One possible long-term protocol change would be to introduce separate gas pricing mechanisms for in-EVM execution and transaction data; the argument here is that the two are much easier to separate as transaction data can be computed separately from everything else, and so the optimal strategy may be to somehow allow the market to balance them; however, precise mechanisms for doing such a thing still need to be developed.
Gas Limit Policy
For an individual miner determining their gas price, the "private uncle rate" of 0.02 per million gas is the relevant statistic. From the point of view of the whole system, the "social uncle rate" of 0.04 per million gas is what matters. If we did not care about safety factors and were ok with an uncle rate of 0.5 uncles per block (meaning, a "51% attack" would only need 40% hashpower to succeed, actually not as bad as it sounds) then at least this analysis suggests that the gas limit could theoretically be raised to ~11 million (20 tx/sec given an average 39k gas per tx as is the case under current usage, or 37 tx/sec worth of simple sends). With the latest optimizations, this could be pushed even higher. However, since we do care about safety factors and prefer to have a lower uncle rate to alleviate centralization risks, 5.5 million is likely an optimal level for the gas limit, though in the medium term a "dynamic gas limit" formula that targets a particular block processing time would be a better approach, as it would be able to quickly and automatically adjust in response to attacks and risks.
Note that the concern about the centralization risks and the need for safety factors do not stack on top of each other. The reason is that during an active denial-of-service attack, the blockchain needs to survive, not be long-term economically centralization-resistant; the argument is that if the attacker's goal was to economically encourage centralization, then the attacker could just donate money to the biggest pool in order to bribe other miners to join it.

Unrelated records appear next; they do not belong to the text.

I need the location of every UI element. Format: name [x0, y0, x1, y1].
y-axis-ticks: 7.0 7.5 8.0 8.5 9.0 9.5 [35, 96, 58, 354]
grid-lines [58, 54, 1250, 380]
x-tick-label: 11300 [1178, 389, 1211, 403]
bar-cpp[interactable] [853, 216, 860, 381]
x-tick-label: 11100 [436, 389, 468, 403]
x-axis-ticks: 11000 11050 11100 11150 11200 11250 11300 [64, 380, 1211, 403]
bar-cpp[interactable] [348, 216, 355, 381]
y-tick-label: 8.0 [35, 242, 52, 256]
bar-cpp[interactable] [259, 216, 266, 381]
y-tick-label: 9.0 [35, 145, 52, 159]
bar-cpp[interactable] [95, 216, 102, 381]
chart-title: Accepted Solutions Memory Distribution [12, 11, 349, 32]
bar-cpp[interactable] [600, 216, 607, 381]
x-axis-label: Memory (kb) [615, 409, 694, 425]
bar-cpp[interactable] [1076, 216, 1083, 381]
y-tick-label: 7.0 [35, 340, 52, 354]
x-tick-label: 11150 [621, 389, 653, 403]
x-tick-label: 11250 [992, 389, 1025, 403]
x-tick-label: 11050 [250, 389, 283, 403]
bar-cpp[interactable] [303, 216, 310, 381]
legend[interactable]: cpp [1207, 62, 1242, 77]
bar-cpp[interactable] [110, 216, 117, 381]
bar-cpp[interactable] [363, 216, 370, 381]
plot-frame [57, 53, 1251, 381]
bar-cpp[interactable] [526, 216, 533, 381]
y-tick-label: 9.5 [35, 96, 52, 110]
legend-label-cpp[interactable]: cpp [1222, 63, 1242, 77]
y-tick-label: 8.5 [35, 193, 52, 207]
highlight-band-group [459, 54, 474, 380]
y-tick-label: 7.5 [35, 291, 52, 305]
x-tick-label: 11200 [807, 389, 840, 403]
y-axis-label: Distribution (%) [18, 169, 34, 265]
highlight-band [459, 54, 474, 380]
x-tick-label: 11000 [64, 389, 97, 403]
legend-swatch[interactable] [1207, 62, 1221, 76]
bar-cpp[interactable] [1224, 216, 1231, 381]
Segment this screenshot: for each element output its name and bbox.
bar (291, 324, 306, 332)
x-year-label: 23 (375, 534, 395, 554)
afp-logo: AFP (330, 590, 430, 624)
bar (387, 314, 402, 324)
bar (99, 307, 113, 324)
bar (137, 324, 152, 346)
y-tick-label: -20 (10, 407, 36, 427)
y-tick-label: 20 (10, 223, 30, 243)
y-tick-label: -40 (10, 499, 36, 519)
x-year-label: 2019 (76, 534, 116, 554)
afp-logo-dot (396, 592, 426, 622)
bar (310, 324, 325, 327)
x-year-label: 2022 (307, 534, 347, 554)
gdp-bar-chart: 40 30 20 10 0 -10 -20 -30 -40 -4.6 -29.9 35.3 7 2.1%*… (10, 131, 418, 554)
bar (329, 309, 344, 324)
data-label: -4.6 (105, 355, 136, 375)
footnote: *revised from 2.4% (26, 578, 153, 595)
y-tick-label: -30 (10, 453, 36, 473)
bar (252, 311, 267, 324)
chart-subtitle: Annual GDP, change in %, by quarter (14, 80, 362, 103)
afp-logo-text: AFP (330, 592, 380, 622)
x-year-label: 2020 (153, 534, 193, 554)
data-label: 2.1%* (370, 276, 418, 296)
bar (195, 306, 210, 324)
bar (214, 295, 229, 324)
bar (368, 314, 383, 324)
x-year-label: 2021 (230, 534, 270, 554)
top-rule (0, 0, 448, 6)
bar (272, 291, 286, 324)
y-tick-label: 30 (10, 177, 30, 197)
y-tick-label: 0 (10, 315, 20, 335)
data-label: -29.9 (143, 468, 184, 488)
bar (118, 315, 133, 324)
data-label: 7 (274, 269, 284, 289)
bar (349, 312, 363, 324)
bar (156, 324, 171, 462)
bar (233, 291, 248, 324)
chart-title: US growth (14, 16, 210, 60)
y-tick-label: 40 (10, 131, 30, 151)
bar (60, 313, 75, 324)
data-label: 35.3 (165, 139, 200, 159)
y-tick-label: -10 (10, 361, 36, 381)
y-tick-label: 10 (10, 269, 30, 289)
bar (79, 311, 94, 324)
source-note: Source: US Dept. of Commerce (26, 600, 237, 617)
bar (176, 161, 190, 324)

In the future, we can expect virtual machine improvements to decrease uncle rates further, though improvements to networking are eventually going to be required as well. There is a limit to how much scalability is possible on a single chain, with the primary bottleneck being disk reads and writes, so after some point (likely 10-40 million gas) sharding will be the only way to process more transactions. If we just want to decrease equilibrium gas prices, then Casper will help substantially, by making the "slope" of uncle rate to gas consumption near-zero at least up to a certain point.